Words by James McBride
Victor Elberse, a multidimensional visual artist based in the Netherlands, is an expert at creating startling narratives built on surreal urban scenery. His paintings, charcoal etchings, animations, and ambitious installations all play with our sense of space and architecture.
The disorienting aspects of urban spaces permeate his work in a way reminiscent of M.C. Escher’s vertiginous plays on perspective. In painstakingly crafted line drawings such as Lost City 1 and 2, complex combinations of towers, walls, and doorways are seen from a vantage point floating somewhere above. Precise, assertive line work shares visual space with impressionistic, inchoate cloudforms, dreamlike. In his paintings, which add muted but intense streaks of color, he expands on this kind of flowing cubism while adding scenery inspired by the industrial architecture of Rotterdam’s port district.

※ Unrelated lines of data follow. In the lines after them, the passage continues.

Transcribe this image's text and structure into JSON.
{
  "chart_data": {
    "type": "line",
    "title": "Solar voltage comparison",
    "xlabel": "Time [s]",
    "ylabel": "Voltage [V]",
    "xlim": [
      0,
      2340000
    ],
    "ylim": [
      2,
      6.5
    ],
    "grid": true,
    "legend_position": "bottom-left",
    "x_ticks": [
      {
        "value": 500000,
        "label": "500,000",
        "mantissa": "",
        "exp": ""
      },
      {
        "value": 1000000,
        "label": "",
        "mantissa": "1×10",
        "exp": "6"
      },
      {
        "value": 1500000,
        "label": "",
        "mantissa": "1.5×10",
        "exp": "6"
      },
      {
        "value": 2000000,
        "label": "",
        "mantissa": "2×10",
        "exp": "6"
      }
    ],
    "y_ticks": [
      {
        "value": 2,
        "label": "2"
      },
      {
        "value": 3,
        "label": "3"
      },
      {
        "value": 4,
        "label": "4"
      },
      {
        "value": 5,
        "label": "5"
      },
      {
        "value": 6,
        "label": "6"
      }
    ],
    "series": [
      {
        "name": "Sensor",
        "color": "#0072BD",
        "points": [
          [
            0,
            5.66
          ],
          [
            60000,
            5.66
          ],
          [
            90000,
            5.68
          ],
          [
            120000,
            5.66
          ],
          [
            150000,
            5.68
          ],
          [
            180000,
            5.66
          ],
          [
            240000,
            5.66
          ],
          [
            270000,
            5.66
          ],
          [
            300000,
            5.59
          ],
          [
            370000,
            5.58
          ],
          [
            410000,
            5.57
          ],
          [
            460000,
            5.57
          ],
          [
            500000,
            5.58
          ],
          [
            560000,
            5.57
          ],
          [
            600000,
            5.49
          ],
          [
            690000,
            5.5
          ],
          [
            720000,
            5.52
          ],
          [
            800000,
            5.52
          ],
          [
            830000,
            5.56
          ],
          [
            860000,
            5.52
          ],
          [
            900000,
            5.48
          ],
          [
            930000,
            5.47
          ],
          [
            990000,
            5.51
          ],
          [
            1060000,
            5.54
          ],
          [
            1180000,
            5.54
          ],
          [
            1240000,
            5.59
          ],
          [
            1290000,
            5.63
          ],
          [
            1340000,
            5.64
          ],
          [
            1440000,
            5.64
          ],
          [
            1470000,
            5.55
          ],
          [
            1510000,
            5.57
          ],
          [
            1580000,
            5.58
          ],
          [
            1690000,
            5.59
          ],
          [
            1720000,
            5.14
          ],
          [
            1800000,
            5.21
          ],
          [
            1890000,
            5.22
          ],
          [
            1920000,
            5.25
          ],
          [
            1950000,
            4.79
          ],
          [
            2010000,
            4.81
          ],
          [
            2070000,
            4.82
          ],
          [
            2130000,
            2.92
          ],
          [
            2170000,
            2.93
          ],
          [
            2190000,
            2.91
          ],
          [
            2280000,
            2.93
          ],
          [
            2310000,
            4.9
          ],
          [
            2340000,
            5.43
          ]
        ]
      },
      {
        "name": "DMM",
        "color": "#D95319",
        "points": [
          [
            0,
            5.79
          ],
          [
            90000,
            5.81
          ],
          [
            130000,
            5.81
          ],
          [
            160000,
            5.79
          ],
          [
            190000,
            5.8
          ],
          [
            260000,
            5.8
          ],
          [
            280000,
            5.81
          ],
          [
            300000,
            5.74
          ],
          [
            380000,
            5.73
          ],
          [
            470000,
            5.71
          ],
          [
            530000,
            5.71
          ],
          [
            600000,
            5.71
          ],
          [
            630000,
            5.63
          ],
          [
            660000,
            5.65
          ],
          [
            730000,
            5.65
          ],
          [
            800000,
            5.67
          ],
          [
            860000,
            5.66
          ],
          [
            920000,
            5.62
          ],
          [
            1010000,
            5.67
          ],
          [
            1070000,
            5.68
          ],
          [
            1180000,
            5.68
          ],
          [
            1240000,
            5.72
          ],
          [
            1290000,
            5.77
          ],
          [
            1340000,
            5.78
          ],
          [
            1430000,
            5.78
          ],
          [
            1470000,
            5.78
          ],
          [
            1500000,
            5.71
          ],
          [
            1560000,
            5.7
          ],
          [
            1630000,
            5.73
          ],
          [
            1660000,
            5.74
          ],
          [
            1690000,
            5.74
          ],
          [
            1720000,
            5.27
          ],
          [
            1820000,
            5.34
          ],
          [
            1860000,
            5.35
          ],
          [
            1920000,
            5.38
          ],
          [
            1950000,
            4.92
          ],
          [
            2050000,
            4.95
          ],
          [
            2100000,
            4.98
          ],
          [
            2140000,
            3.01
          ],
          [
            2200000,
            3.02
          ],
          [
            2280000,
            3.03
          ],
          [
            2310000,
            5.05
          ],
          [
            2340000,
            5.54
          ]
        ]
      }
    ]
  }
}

Throughout it all, modern urban scenes are infused with fantasy elements, some unsettling and some playful. In Metropolis City, he seems to nod to Fritz Lang’s classic Metropolis, rendering a tangle of imposing, abandoned buildings whose exteriors writhe with ambiguously forbidding, tentacled creatures. And in his entertaining animations, half-human and half-animal characters – whose protagonist is ‘Colin the Gay Guinea Pig’ – party in seedy dive bars wearing vintage costumes.
Overall, the combination of polluted industrial landscapes, eerie shipwrecks, and insightful nude studies is the work of an artist fascinated by the intersection of architecture, fantasy, and the appeal of the underbellies of our societies. The effect is like stepping into a foreign, but somehow familiar, alternate universe.